İçindekiler
Boşanma Sebepleri Nedir?
Boşanma sebepleri Medeni Kanun’da ayrı ayrı düzenlenmiştir. Bunlar:
- Zina
- Hayata kast, pek kötü ve onur kırıcı davranış
- Suç işleme ve haysiyetsiz hayat sürme
- Terk
- Akıl Hastalığı
- Evlilik birliğinin sarsılması
Evliliğin sona ermesi bu sayılanlardan birine ya da birkaçına dayanabilir.
1.Zina
Zina, evlilik birliği içinde eşlerden birinin üçüncü bir kişiyle cinsel ilişki yaşamasıdır. Bu iddianın ispatı zor olsa da, otel kayıtları, cinsel ilişki yaşanmış olduğunu gösteren aynı yatakta ya da çıplak çekilmiş fotoğraf ve video kayıtları, tanık beyanları, ses kaydı vb. delil olarak kullanılabilir. Ancak yerleşik içtihatlar, öpüşmeyi, üçüncü kişiyle “sevgilim, seni seviyorum” gibi sevgi içeren mesajlaşmayı, el ele dolaşmayı zina olarak kabul etmemektedir. Zina sebebiyle boşanma davası açılabilmesi için cinsel ilişkinin yaşandığı ispat edilmelidir. Öpüşmek, sarılmak ya da samimi davranışlar her ne kadar zina kabul edilmese de haysiyetsiz yaşam sürme sebebiyle boşanma sebebi olabilecektir.
Zina sebebine dayanarak evliliği sonlandırmak isteyen eş, zina olgusunu öğrendiği tarihten itibaren 6 ay içinde dava açmalıdır.
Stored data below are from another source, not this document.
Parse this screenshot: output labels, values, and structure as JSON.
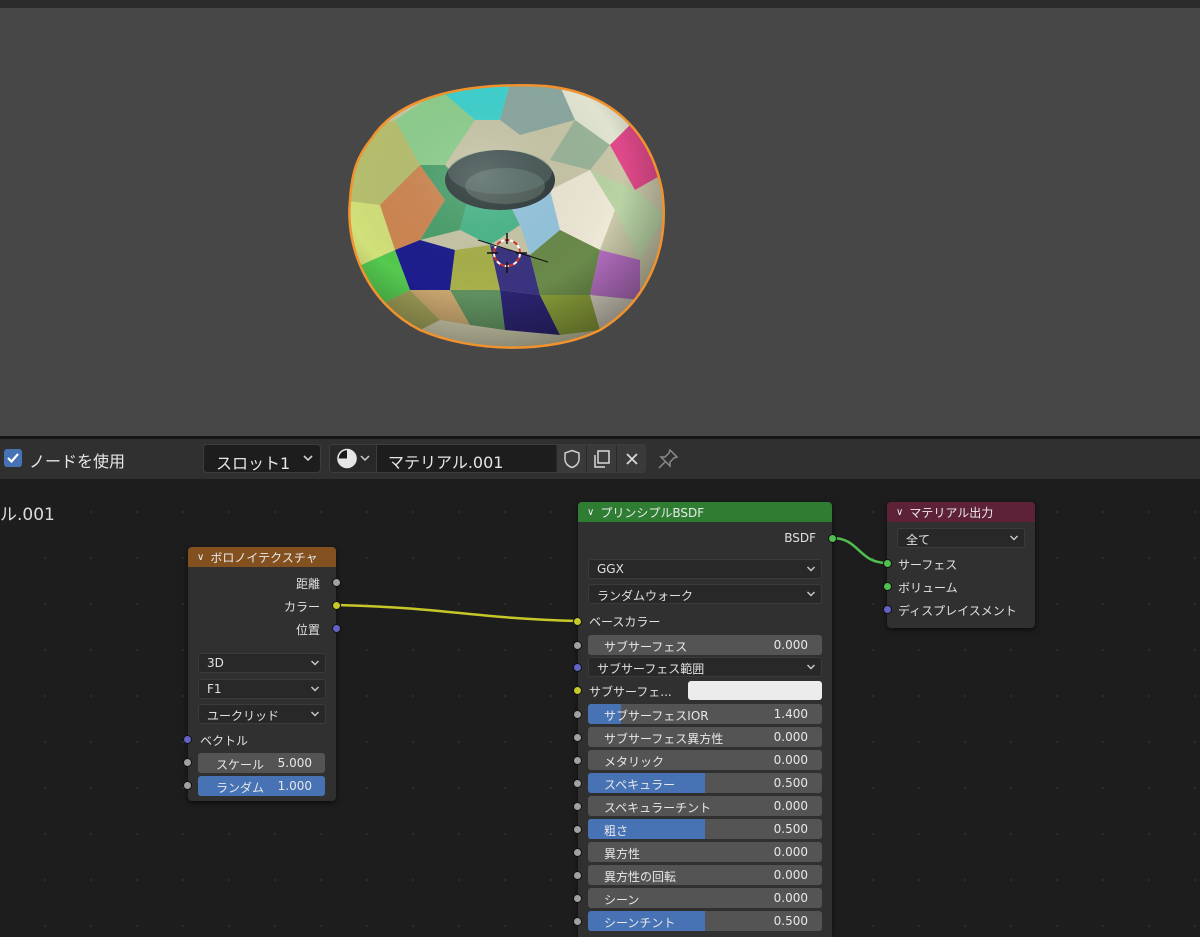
{
  "header": {
    "use_nodes_label": "ノードを使用",
    "slot_label": "スロット1",
    "material_name": "マテリアル.001"
  },
  "editor": {
    "partial_name": "ル.001"
  },
  "voronoi": {
    "title": "ボロノイテクスチャ",
    "outputs": [
      "距離",
      "カラー",
      "位置"
    ],
    "dims": "3D",
    "feature": "F1",
    "metric": "ユークリッド",
    "vector_label": "ベクトル",
    "scale_label": "スケール",
    "scale_value": "5.000",
    "random_label": "ランダム",
    "random_value": "1.000"
  },
  "bsdf": {
    "title": "プリンシプルBSDF",
    "output": "BSDF",
    "distribution": "GGX",
    "sss_method": "ランダムウォーク",
    "base_color_label": "ベースカラー",
    "sss_radius_label": "サブサーフェス範囲",
    "sss_color_label": "サブサーフェ...",
    "rows": [
      {
        "label": "サブサーフェス",
        "value": "0.000",
        "fill": 0.0
      },
      {
        "label": "サブサーフェスIOR",
        "value": "1.400",
        "fill": 0.14
      },
      {
        "label": "サブサーフェス異方性",
        "value": "0.000",
        "fill": 0.0
      },
      {
        "label": "メタリック",
        "value": "0.000",
        "fill": 0.0
      },
      {
        "label": "スペキュラー",
        "value": "0.500",
        "fill": 0.5
      },
      {
        "label": "スペキュラーチント",
        "value": "0.000",
        "fill": 0.0
      },
      {
        "label": "粗さ",
        "value": "0.500",
        "fill": 0.5
      },
      {
        "label": "異方性",
        "value": "0.000",
        "fill": 0.0
      },
      {
        "label": "異方性の回転",
        "value": "0.000",
        "fill": 0.0
      },
      {
        "label": "シーン",
        "value": "0.000",
        "fill": 0.0
      },
      {
        "label": "シーンチント",
        "value": "0.500",
        "fill": 0.5
      }
    ]
  },
  "output_node": {
    "title": "マテリアル出力",
    "target": "全て",
    "inputs": [
      "サーフェス",
      "ボリューム",
      "ディスプレイスメント"
    ]
  },
  "colors": {
    "voronoi_header": "#83501f",
    "bsdf_header": "#2e7d32",
    "output_header": "#5e2238",
    "accent": "#4772b3",
    "selection_outline": "#f0922e"
  }
}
Zina eylemi daha sonradan öğrenilse de eylemin gerçekleştiği tarihten itibaren 5 yıl sonra bu sebebe dayanılarak dava açılamayacaktır.
Zina eylemini affeden eşin daha sonradan bu sebebe dayanarak dava açma hakkı olmayacaktır.
Eşler arasında ki mal paylaşımı kural olarak yarı yarıya iken, zina nedeniyle boşanma kararı verilmesi durumunda kusurlu eşin mal paylaşımında ki oranı azaltılabilir veya kaldırılabilir. Bu husus tamamen mahkemenin takdirindedir.
Medeni Kanun madde 174’e dayanılarak aldatılan eş, zina eylemini ispat ettiği takdirde aldatma eylemine katılan üçüncü kişiden tazminat talep edebilmekteydi. Ancak Yargıtay İçtihadı Birleştirme Kararı ile, aldatılan eş üçüncü kişiden salt zina eylemi sebebiyle tazminat talep edemeyeceğine yönelik karar vermiştir. Ancak aldatma eylemine katılan üçüncü kişi, aldatılan eşin kişilik haklarına saldırıda bulunur ise örneğin konut dokunulmazlığını ihlal etmesi, özel bilgilerini ifşa etmesi, hakaret etmesi gibi eylemler sebebiyle tazminat talep edebilmektedir.
2.Hayata kast, pek kötü ve onur kırıcı davranış
Bir eşin diğer eşin hayatına kast etmesi, pek kötü davranması ve onur kırcı davranışlarda bulunması boşanma sebebidir.
Hayata kast, öldürme niyetiyle yapılan eylem ya da eylemsizliktir. Burada kasıt “öldürme” olmalıdır. Bir eşin diğer eşe fiziksel şiddet uygulaması hayata kast sebebiyle boşanmak için yeterli değildir. Burada sadece öldürme için bir eyleme girişmek yerine, hiçbir şey yapmayarak da hayata kast edilmiş olabilir. Örneğin, ağır hastalığı olan bir eşin diğer eş tarafından ilaçlarının saklanması, doktora gitmesine müsaade edilmemesi, acil durumda ambulans çağrılmaması gibi eylemsizlik halleri de hayata kast olarak kabul edilebilir.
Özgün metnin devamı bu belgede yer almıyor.